Nelson Schaun e Sosígenes Costa, grapiúnas urbanos, sem machado ou foice para derrubar pau e ciscar o solo, um deles professor e extrovertido, o outro poeta e introvertido, pareciam não cruzar seus caminhos no espaço exíguo da cidade pequena. Uma vez, ao menos, estiveram juntos. Schaun reuniu seus poucos companheiros e, sem os cuidados que a situação de clandestinidade impunha ao seu sonho, estruturou o primeiro comitê do movimento comunista em toda a imensa região cacaueira. Durante algum tempo aquela mínima unidade orgânica foi sozinha na cidade de Ilhéus, sozinha no mundo inteiro. Vista desde hoje, sete décadas passadas, tão longínqua, é um pequeno e singelo momento da mais alta grandeza humana. O sonho era devolvido à população grapiúna, sonho antigo e desgastado, mas renovado em termos modernos, um século antes. Nelson Schaun gostaria de haver encerrado o ato simples com o verso oratório de um poeta de sua predileção (mas ainda por escrever): Um fantasma assombra a Europa, o mundo*/ Nós o chamamos Camarada.

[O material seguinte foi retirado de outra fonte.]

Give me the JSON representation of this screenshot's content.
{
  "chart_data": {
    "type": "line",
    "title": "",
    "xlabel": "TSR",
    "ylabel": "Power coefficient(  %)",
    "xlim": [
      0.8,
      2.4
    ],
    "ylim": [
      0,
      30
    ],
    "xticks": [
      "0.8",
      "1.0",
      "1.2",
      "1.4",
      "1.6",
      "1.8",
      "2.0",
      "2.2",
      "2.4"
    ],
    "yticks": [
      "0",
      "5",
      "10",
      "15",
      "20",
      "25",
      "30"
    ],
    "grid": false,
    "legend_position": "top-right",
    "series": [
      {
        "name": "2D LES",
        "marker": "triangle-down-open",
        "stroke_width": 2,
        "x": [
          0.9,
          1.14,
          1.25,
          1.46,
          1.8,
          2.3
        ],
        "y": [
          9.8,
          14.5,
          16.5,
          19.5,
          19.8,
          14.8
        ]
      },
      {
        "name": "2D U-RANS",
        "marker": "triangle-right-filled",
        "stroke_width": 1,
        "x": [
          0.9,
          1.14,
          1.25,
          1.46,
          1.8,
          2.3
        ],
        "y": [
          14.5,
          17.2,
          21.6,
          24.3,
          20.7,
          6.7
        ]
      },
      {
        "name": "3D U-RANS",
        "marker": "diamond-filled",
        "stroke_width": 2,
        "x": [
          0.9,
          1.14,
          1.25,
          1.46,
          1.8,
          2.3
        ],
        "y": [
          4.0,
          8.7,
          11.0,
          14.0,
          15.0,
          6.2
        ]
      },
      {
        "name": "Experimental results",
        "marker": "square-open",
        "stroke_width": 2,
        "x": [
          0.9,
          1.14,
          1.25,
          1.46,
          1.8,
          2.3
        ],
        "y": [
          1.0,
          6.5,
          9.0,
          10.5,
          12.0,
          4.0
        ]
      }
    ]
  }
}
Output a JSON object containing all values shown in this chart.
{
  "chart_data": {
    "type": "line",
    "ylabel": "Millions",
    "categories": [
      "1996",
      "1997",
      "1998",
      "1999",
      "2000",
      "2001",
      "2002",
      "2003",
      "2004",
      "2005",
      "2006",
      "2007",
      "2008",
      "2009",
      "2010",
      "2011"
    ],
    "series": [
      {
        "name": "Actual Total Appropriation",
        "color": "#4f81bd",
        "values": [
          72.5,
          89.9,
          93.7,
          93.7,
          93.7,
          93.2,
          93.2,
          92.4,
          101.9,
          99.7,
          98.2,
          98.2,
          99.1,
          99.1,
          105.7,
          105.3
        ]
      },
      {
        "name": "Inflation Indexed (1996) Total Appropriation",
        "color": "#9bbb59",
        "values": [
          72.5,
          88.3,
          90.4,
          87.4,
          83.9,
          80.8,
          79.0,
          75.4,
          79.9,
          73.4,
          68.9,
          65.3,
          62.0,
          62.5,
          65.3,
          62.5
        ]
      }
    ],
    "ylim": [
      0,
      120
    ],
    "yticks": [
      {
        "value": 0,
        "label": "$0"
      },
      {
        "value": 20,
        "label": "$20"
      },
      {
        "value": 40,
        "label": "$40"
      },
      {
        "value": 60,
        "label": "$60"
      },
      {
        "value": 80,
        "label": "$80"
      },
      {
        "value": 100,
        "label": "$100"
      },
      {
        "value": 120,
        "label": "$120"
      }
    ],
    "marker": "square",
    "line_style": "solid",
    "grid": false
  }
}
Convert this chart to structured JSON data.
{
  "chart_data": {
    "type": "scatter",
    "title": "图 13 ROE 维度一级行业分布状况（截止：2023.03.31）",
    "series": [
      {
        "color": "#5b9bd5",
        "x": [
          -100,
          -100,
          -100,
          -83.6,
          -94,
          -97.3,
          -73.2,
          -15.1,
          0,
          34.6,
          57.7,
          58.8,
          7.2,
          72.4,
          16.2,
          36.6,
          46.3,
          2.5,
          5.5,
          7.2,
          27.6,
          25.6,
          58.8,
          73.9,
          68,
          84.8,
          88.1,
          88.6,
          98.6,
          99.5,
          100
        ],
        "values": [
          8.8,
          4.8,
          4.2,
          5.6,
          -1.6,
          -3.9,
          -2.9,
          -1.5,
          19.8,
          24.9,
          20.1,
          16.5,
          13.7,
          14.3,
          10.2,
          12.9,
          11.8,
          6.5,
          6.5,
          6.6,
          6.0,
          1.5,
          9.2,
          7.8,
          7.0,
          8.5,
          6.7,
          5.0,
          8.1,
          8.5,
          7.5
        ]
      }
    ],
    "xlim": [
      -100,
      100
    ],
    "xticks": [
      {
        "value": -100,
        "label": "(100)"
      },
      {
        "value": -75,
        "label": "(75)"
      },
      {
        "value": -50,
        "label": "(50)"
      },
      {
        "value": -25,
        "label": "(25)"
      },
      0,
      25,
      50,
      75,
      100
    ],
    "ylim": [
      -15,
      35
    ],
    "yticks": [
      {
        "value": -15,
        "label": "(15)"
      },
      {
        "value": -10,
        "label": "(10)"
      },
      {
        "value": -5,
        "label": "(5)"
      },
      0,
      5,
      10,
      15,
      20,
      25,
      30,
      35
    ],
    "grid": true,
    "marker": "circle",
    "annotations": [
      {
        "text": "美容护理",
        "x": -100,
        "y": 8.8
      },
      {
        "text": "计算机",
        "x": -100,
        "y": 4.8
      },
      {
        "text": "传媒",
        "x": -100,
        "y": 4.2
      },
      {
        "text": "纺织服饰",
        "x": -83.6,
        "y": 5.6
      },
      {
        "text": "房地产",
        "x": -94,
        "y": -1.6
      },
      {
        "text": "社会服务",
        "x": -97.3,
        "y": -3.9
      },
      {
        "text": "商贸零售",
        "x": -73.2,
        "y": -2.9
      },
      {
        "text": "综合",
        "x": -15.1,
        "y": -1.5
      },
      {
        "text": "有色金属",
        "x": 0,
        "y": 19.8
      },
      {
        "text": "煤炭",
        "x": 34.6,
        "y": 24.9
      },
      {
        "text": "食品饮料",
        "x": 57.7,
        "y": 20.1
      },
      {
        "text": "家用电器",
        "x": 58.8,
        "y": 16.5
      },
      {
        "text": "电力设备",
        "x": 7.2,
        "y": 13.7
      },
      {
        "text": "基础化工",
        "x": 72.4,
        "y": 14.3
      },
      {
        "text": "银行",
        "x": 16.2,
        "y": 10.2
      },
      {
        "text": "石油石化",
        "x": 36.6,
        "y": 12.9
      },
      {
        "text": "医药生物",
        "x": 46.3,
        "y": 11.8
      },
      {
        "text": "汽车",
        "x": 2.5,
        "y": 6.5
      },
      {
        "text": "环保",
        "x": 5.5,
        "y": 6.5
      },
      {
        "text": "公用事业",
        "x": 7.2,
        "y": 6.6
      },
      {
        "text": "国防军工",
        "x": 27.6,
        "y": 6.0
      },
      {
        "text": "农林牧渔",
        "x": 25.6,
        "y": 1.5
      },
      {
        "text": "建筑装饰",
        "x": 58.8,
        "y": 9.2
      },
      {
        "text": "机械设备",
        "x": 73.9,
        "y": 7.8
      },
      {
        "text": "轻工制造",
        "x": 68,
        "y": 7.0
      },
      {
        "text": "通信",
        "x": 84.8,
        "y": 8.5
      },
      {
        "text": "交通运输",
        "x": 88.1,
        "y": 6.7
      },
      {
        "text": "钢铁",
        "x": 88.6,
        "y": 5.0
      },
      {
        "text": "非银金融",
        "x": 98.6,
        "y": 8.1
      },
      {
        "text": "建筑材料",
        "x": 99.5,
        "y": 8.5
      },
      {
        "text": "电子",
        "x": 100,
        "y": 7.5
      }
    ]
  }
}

Sosígenes Costa, infenso a reuniões de quaisquer tipos, soube do ocorrido e fez um pequeno poema, como se fosse ele o professor (leia o poema na pág. 8). Depois, muito depois, aqueles deuses simpáticos e benfazejos, que doaram aos grapiúnas a bênção do cacau, aborrecidos com tanto caxixe, fizeram uma breve reunião de controle da situação e resolveram mandar a praga da vassoura de bruxa dar fim à história.